That’s what Clarence had to say about his gig at SXSW conference this week. Clarence is a human WiFi hotspot. and he’s making people uncomfortable.
It’s not Clarence, really, but the marketing company who came up with the idea to outfit some local homeless volunteers with WiFi transmitters and have them walk around the crowded SXSW conference offering up extra bandwidth for the digerati. Apparently, folks found this exploitive.
I assume it’s exploitive because the folks are homeless. Had the job been open to anyone, and people been able to choose this service based only on its availability without any thought to who is offering it, that would have been normal. As the linked article and commenters point out, that’d be like a waiter who is paid very little to work 15 hours a day in the hopes of tips.

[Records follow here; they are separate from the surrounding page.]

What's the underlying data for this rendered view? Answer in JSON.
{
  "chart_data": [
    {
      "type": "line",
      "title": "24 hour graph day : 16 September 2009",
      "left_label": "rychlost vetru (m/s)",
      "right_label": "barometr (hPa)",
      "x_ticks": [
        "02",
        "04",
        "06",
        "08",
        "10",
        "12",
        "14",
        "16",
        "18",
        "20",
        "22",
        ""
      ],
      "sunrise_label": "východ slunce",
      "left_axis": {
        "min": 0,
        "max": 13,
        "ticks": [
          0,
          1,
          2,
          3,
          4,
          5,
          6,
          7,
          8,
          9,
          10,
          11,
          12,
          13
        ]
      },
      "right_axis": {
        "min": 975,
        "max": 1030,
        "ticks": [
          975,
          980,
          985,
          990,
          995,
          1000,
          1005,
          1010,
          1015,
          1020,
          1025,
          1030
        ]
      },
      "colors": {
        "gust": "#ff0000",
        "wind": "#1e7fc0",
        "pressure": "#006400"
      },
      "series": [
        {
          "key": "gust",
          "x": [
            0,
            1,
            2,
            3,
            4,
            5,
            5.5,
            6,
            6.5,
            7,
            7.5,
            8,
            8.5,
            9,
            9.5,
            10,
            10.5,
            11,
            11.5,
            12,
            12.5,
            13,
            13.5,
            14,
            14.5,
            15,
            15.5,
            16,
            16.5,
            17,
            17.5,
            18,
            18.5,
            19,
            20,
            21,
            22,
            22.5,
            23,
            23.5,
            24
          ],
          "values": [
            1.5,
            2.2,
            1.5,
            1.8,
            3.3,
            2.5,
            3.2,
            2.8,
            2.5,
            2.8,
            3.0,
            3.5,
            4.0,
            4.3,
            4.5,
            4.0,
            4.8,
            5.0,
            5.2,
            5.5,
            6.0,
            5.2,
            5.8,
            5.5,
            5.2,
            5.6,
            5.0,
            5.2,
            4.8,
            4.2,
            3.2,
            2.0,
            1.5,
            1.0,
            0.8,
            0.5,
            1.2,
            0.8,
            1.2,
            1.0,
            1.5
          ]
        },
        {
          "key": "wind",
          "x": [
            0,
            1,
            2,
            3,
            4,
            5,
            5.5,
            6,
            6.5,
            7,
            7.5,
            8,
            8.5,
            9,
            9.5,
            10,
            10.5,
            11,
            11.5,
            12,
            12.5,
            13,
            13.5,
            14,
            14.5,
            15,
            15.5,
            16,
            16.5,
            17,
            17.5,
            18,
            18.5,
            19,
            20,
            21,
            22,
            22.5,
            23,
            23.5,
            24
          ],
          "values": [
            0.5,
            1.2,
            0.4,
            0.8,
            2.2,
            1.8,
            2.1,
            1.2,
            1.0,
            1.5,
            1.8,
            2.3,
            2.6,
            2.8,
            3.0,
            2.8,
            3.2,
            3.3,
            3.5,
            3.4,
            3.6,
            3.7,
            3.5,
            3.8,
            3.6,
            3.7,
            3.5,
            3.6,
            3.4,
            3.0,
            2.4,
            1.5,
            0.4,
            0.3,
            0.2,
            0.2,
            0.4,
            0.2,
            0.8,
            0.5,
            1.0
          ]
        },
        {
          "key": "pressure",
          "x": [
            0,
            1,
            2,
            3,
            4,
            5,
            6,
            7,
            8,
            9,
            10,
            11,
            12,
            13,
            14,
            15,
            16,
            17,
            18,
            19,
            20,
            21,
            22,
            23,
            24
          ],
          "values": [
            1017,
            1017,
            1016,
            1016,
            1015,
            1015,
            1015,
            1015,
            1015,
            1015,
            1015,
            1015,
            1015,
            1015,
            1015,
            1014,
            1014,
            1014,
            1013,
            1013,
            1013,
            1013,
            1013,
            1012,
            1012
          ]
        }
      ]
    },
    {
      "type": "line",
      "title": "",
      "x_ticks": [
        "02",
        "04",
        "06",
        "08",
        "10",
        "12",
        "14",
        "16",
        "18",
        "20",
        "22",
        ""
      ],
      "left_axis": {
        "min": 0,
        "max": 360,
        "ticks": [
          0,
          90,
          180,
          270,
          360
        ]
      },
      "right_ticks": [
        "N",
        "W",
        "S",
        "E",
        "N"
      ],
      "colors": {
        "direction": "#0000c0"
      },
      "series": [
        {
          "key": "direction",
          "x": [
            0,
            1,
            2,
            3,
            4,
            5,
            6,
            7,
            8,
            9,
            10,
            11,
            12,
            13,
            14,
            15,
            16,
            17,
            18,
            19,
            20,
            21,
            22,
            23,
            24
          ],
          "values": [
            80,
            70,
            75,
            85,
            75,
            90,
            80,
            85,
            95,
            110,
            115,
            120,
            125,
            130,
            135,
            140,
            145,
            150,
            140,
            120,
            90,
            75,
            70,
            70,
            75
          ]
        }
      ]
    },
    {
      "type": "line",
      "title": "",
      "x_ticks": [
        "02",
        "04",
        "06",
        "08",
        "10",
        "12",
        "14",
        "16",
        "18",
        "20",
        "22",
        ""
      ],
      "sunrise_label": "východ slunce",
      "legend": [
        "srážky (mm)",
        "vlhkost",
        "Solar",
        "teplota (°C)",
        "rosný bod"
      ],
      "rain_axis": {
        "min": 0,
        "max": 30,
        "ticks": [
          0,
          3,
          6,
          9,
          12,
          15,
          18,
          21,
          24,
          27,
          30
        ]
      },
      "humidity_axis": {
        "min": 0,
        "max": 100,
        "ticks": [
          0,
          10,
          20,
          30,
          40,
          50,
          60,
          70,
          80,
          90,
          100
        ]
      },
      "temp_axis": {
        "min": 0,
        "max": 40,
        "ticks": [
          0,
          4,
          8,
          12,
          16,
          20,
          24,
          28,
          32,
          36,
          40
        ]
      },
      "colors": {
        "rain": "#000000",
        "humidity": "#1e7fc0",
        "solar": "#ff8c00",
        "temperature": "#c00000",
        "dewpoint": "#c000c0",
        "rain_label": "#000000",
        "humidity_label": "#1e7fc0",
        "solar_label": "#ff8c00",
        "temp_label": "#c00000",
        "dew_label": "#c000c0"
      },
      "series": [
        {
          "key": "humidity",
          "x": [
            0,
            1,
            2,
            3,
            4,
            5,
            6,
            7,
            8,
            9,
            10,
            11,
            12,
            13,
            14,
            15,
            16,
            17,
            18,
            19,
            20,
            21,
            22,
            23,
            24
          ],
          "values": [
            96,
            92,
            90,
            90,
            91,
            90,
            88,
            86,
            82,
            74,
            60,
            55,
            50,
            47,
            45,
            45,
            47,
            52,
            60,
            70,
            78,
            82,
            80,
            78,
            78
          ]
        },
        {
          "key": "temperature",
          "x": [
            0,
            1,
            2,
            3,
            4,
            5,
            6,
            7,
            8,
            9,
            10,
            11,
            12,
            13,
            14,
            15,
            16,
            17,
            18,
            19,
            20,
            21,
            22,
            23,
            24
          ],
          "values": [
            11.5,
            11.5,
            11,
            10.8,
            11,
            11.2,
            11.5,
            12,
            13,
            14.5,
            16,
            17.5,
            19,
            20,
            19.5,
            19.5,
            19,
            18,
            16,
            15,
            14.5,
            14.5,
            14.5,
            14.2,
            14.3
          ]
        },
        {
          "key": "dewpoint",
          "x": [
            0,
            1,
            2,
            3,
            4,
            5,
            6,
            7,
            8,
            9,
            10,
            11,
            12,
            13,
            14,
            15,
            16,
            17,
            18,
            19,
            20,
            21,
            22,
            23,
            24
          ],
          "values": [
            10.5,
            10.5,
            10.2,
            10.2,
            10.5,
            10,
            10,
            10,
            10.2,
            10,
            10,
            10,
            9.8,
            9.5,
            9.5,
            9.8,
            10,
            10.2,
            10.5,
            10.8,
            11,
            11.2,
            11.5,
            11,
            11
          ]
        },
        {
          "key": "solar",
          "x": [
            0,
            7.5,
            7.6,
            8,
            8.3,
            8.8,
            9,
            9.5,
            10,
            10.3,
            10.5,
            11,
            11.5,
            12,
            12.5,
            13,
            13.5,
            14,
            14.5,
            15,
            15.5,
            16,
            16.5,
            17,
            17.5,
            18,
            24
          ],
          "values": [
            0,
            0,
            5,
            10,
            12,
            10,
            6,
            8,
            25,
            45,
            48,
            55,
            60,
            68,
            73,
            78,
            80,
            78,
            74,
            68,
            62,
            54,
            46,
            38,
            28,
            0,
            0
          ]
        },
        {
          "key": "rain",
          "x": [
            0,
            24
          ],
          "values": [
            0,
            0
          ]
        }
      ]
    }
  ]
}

But no one hires (as far as I know–hey this may be a marketing opportunity) strictly homeless waiters. Still, people are hired on their demographics alone. I don’t think Hooters will give me a job even if I show up in bright orange hot pants (even though I have been told I have nice legs, I think they’re a bit hairy for the requisite Hooters stockings).
Hiring based on characteristics to promote something is an accepted, if morally shaky, practice. This is no different. If it truly is exploitive, then at least it creates real benefits, raises awareness, and might even help create connections between those it exploits and those who use the service. I am not so sure Hooters can make any of these claims.